From 090771674cd07fbcc471779eab3c88fed48ef0b9 Mon Sep 17 00:00:00 2001
From: Graham Neubig <neubig@gmail.com>
Date: Sat, 9 Nov 2024 22:12:09 -0500
Subject: [PATCH] Update llms.md w/ more recent results (#4874)

---
 docs/modules/usage/llms/llms.md | 4 ++--
 1 file changed, 2 insertions(+), 2 deletions(-)

diff --git a/docs/modules/usage/llms/llms.md b/docs/modules/usage/llms/llms.md
index 75d19296270b..3ce773fcc15e 100644
--- a/docs/modules/usage/llms/llms.md
+++ b/docs/modules/usage/llms/llms.md
@@ -4,11 +4,11 @@ OpenHands can connect to any LLM supported by LiteLLM. However, it requires a po
 
 ## Model Recommendations
 
-Based on a recent evaluation of language models for coding tasks (using the SWE-bench dataset), we can provide some recommendations for model selection. The full analysis can be found in [this blog article](https://www.all-hands.dev/blog/evaluation-of-llms-as-coding-agents-on-swe-bench-at-30x-speed).

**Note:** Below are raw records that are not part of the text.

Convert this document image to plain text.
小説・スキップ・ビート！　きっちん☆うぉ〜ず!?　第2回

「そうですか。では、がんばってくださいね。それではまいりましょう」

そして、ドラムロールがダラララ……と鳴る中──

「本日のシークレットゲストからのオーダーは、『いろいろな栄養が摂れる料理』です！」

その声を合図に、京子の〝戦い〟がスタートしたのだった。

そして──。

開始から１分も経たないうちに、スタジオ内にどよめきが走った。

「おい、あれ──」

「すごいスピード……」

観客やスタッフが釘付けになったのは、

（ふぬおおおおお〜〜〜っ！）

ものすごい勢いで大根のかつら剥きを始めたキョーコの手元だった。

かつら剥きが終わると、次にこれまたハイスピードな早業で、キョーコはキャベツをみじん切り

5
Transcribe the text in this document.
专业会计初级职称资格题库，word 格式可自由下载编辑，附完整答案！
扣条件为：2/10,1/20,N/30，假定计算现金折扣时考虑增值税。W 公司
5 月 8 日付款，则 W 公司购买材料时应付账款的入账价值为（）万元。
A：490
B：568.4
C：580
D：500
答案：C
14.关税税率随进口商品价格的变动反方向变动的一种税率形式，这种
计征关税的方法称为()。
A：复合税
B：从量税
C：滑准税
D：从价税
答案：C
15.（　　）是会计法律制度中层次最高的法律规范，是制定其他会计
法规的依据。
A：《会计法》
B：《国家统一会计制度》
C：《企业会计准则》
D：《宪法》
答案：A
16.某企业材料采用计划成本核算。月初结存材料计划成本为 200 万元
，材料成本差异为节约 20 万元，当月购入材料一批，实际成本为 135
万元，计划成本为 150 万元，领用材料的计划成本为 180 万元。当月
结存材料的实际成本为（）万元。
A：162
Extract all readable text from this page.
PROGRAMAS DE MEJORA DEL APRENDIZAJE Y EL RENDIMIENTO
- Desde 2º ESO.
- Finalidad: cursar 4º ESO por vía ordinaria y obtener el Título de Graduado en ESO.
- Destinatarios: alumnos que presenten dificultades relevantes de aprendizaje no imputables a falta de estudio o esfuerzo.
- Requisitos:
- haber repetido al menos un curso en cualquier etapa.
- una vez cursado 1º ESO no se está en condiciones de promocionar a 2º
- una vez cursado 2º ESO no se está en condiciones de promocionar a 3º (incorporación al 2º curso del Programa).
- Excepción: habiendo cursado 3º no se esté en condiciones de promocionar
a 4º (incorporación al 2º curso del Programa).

+Based on our evaluations of language models for coding tasks (using the SWE-bench dataset), we can provide some recommendations for model selection. Some analyses can be found in [this blog article comparing LLMs](https://www.all-hands.dev/blog/evaluation-of-llms-as-coding-agents-on-swe-bench-at-30x-speed) and [this blog article with some more recent results](https://www.all-hands.dev/blog/openhands-codeact-21-an-open-state-of-the-art-software-development-agent).
 
 When choosing a model, consider both the quality of outputs and the associated costs. Here's a summary of the findings:
 
-- Claude 3.5 Sonnet is the best by a fair amount, achieving a 27% resolve rate with the default agent in OpenHands.
+- Claude 3.5 Sonnet is the best by a fair amount, achieving a 53% resolve rate on SWE-Bench Verified with the default agent in OpenHands.
 - GPT-4o lags behind, and o1-mini actually performed somewhat worse than GPT-4o. We went in and analyzed the results a little, and briefly it seemed like o1 was sometimes "overthinking" things, performing extra environment configuration tasks when it could just go ahead and finish the task.
 - Finally, the strongest open models were Llama 3.1 405 B and deepseek-v2.5, and they performed reasonably, even besting some of the closed models.